One of the principal prerequisite of a contempt application is service of the order allegedly breached and notice of penal consequences. As a general rule, before a person is punished for contempt it must be established that he was served personally with a copy of the order in question and the said order must be endorsed with a notice informing the person upon when the order is served that if he disobeys the order there would be penal consequences. This is so because contempt of court, as stated by Lord Denning Deving in Re Bramblevale Limited (1970) Ch 128, is an offence of a criminal character. The statement and affidavits filed in support of the application must provide facts to demonstrate service of the said order and notice of penal consequences.

Has the applicant complied with the procedure set out in Orders 45 and 52 of the Rules of the Supreme Court of England, and which is restated in Awadhi -vs- Marumbu and Ingolo -vs- Kenya Sugar Board and others? It would appear that the applicant has not complied with the procedure. The applicant did not file a Chamber Summons seeking leave to bring contempt proceeding. No notice was given to the Registrar of the High Court. No leave was obtained before the filing of the substantive Motion. Secondly, the order alleged to have been breached was never served personally on the respondent as required. The record talks of service on his lawyers, but such service is not personal service the person alleged to have breached the order.

Thirdly, the Motion does not indicate the exact dates when the alleged acts of disobedience were committed.  This is important taking into account that the order was only valid from the 8th May 2012 when it was made and the 20th June 2012 when it lapsed after the court failed to extend it. The order made on 8th May 2012 states:

“(3) Interim orders in terms of prayer 2 are hereby granted to last until the hearing date which shall be taken at the registry within 14 days”.

The hearing date was fixed on 18th May 2012 for 20th June 2012. The interim orders were to last till 20th June 2012 when the matter was to be heard. The orders ought to have been extended on 20th July 2012. They were not, so they elapsed.

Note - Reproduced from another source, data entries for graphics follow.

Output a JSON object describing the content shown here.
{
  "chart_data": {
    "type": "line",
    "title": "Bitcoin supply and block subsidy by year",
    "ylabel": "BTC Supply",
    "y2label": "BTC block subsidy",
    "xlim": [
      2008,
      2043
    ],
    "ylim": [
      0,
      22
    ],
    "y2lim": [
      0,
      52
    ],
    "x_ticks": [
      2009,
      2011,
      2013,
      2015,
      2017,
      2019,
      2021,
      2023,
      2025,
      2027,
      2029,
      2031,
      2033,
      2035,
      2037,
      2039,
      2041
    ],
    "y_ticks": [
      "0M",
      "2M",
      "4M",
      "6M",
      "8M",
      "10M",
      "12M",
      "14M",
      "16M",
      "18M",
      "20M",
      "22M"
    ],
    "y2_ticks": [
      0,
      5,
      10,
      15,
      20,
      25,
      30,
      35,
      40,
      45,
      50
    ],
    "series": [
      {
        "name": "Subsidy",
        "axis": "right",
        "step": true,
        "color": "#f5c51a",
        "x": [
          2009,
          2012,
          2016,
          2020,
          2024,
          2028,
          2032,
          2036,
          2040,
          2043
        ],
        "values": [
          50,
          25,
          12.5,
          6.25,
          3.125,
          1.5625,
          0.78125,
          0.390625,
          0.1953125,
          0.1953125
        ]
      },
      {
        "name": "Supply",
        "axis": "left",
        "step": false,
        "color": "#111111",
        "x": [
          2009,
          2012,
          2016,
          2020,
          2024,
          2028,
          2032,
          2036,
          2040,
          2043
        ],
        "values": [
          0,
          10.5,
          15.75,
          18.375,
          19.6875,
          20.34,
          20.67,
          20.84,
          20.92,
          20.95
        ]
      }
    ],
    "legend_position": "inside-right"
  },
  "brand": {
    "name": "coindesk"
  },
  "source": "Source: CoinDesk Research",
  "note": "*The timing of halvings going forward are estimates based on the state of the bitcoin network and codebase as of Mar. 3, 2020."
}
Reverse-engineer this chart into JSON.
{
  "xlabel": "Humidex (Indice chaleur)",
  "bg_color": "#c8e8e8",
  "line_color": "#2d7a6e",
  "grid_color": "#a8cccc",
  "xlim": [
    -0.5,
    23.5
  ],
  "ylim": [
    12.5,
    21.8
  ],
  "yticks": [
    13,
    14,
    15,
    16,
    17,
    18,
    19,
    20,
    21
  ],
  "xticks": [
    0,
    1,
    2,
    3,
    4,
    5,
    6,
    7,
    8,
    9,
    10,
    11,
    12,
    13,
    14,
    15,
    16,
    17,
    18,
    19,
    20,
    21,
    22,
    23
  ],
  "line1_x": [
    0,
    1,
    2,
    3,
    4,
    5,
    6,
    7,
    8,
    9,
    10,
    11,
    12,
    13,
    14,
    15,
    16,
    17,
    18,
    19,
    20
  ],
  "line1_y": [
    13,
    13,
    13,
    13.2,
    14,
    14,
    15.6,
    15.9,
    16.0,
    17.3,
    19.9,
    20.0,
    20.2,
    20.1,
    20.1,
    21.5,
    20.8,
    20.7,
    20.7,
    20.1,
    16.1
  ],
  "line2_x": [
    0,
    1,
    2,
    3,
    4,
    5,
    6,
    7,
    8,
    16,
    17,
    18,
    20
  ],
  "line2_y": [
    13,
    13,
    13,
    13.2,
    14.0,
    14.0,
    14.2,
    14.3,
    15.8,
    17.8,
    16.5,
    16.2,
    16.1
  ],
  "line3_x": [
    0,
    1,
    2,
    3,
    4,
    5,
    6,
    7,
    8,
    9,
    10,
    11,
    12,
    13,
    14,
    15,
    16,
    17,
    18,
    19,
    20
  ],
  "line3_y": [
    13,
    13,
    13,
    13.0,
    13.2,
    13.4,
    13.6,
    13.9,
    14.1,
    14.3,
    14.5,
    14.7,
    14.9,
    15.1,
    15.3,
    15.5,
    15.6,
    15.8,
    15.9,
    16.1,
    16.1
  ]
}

Forth, the order that was allegedly violated stated as follows when extracted:-

“ (3) That DANIEL MUNEI OLE KUPAI , PAUL POLOLET OLE KUPAI KURNTA and OLOISHURO OLE KUPAI as administrators of the estate of KULIENTA NASHERO OLE KUPAI through themselves, agents and/or servants or any other person be and are hereby temporarily restrained from subdividing, alienating, disposing of distributing, offering for sale or in any other way dealing with all that parcel of land known as LR No: KAJIADO/LORNGUSUA/3 forming part and parcel of the estate of the above named KULIENTA NASHERO OLE KOPAAI until the hearing date which shall be taken at the registry within 14 days.

The Motion dated 18th october 2012 accuses the respondent of violating the order of 8th May 2012 by cutting/felling trees in the subject parcel of land. The question that arises is whether the felling or cutting down of trees are acts which violate the order of 8th May 2012. The acts restrained are:-subdividing, alienating, disposing of, distributing, offering for sale or in any other way dealing with the parcel of land in question. The “dealing with” must be read ejusdem generis with subdividing, alienating, disposing of, distributing and offering for sale. It must be an act relating to the land itself, and not to things standing on the land. Clearly, the acts complained of do not amount to a violation of the order made on 8th May 2012.

I need not say more. The Motion dated 18th October 2012 is wholly misconceived and without merit. I hereby dismiss it. Costs of the application are awarded to the respondent.

DATED, SIGNED and DELIVERED at NAIROBI this 19th DAY OF April, 2013.